AFTER dropping directly onto Capitol Hill by helicopter following a 13-day journey that covered 16,000 miles, President Nixon strode purposefully through Washington's fading twilight and toward the beckoning cameras of prime television time to report to Congress and the people. He had returned from the camp of the enemy bearing spoils of peace rather than war, but he did not speak in terms of triumph. Confident and businesslike, he displayed a rare restraint, claiming only that his trip to Moscow was "the beginning of a process that can lead to a lasting peace." Appropriate to the achievement, it was the most effective speech of his presidency.
The homecoming was a warm one for the President, especially the booming cheers from the Republican side of the House chamber. Yet partly because the report was so hastily scheduled at Nixon's request, partly because some Democrats felt they have been used as a foil for Nixon as he scores political points on television, an appalling three-fifths of the Congressmen were absent. Only 22 Democratic Senators and 66 Democratic Representatives attended. Rows of empty seats were filled by Government employees, hastily rounded up to minimize the embarrassment.
Nixon's speech was carefully calculated to dampen any irrational euphoria over the new Washington-Moscow detente. "The threat of war has not been eliminated," Nixon cautioned. "It has been reduced." Appealing to Congress to endorse the agreements signed in Moscow, he added: "Never has there been a time when hope was more justified or when complacency was more dangerous. We can seize this moment or we can lose it." Nixon was, rightly, most intent upon saving the treaty limiting anti-ballistic systems and the agreement freezing the deployment of offensive nuclear weapons.

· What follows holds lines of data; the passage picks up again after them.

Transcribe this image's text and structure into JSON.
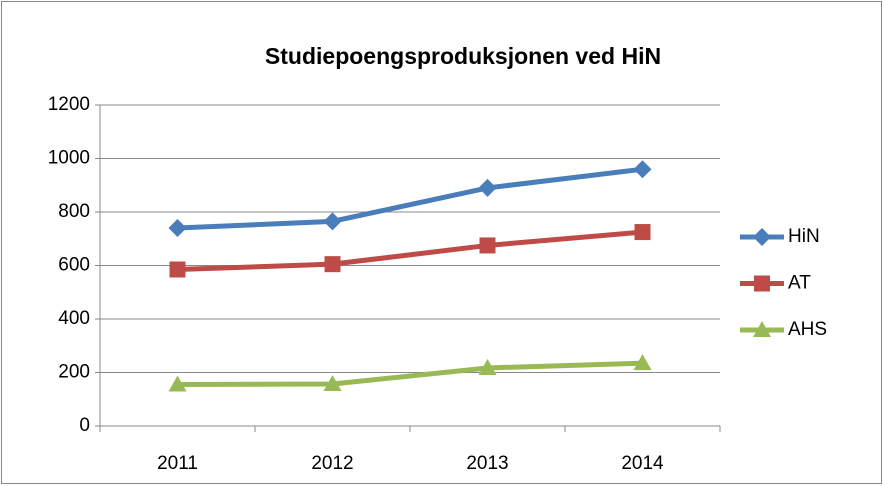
{
  "chart_data": {
    "type": "line",
    "title": "Studiepoengsproduksjonen ved HiN",
    "categories": [
      "2011",
      "2012",
      "2013",
      "2014"
    ],
    "series": [
      {
        "name": "HiN",
        "color": "#4a7ebb",
        "marker": "diamond",
        "values": [
          740,
          765,
          890,
          960
        ]
      },
      {
        "name": "AT",
        "color": "#be4b48",
        "marker": "square",
        "values": [
          585,
          605,
          675,
          725
        ]
      },
      {
        "name": "AHS",
        "color": "#98b954",
        "marker": "triangle",
        "values": [
          155,
          157,
          217,
          235
        ]
      }
    ],
    "ylim": [
      0,
      1200
    ],
    "yticks": [
      0,
      200,
      400,
      600,
      800,
      1000,
      1200
    ],
    "grid": true,
    "legend": "right"
  }
}
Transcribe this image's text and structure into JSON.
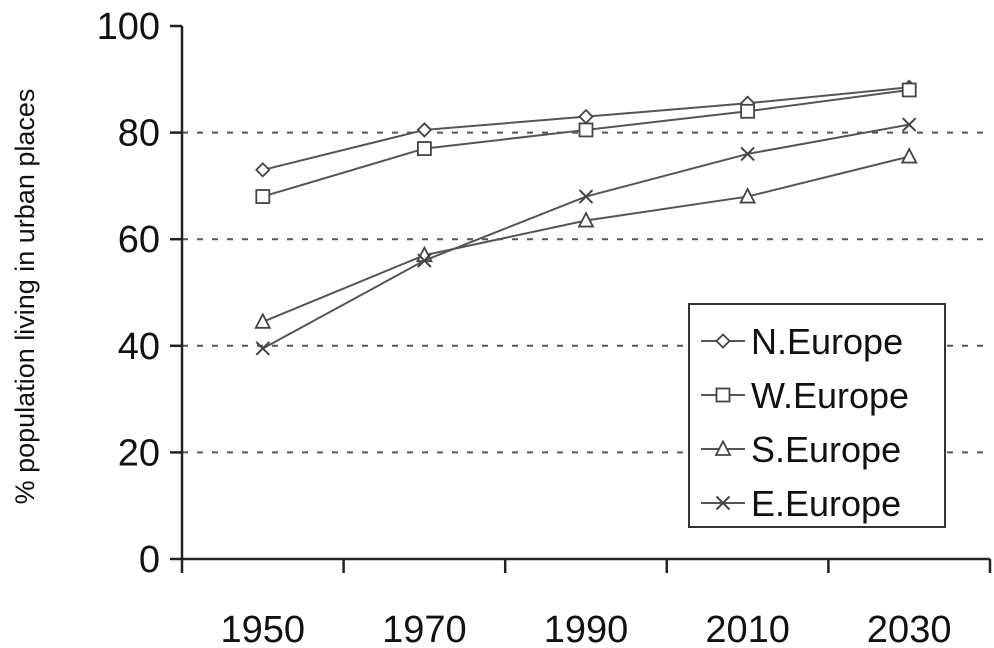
{
  "chart_data": {
    "type": "line",
    "title": "",
    "xlabel": "",
    "ylabel": "% population living in urban places",
    "x": [
      1950,
      1970,
      1990,
      2010,
      2030
    ],
    "x_tick_labels": [
      "1950",
      "1970",
      "1990",
      "2010",
      "2030"
    ],
    "xlim": [
      1940,
      2040
    ],
    "ylim": [
      0,
      100
    ],
    "y_ticks": [
      0,
      20,
      40,
      60,
      80,
      100
    ],
    "y_tick_labels": [
      "0",
      "20",
      "40",
      "60",
      "80",
      "100"
    ],
    "grid": "horizontal dotted at 20, 40, 60, 80",
    "legend_position": "bottom-right",
    "series": [
      {
        "name": "N.Europe",
        "marker": "diamond",
        "values": [
          73,
          80.5,
          83,
          85.5,
          88.5
        ]
      },
      {
        "name": "W.Europe",
        "marker": "square",
        "values": [
          68,
          77,
          80.5,
          84,
          88
        ]
      },
      {
        "name": "S.Europe",
        "marker": "triangle",
        "values": [
          44.5,
          57,
          63.5,
          68,
          75.5
        ]
      },
      {
        "name": "E.Europe",
        "marker": "x",
        "values": [
          39.5,
          56,
          68,
          76,
          81.5
        ]
      }
    ],
    "colors": {
      "line": "#555555",
      "marker": "#444444",
      "grid": "#555555"
    }
  }
}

Nixon sought to calm critics, mostly conservatives, who fear that the two pacts will permit the Russians to gain a decisive nuclear advantage. Democratic Senator Henry Jackson and Conservative-Republican Senator James Buckley both contend that the Russians could use the freeze, which does not limit technological improvement of existing systems, to overcome the huge present U.S. lead (5,700 to 2,500) in deliverable warheads. "I have studied the strategic balance in great detail for more than three years," Nixon said. "I can assure you that the present and planned strategic forces of the United States are without question sufficient for the maintenance of our security." But he then implied that the U.S. might be interested in more than "sufficiency" and was determined at least to maintain nuclear parity. "No power on earth is stronger than the United States of America today," he declared. "And none will be stronger than the United States in the future." Taking aim at his critics on the left, Nixon drew loud applause by praising the Congress for its refusal to "unilaterally abandon the ABM, unilaterally pulling back our forces from Europe and drastically cutting the defense budget."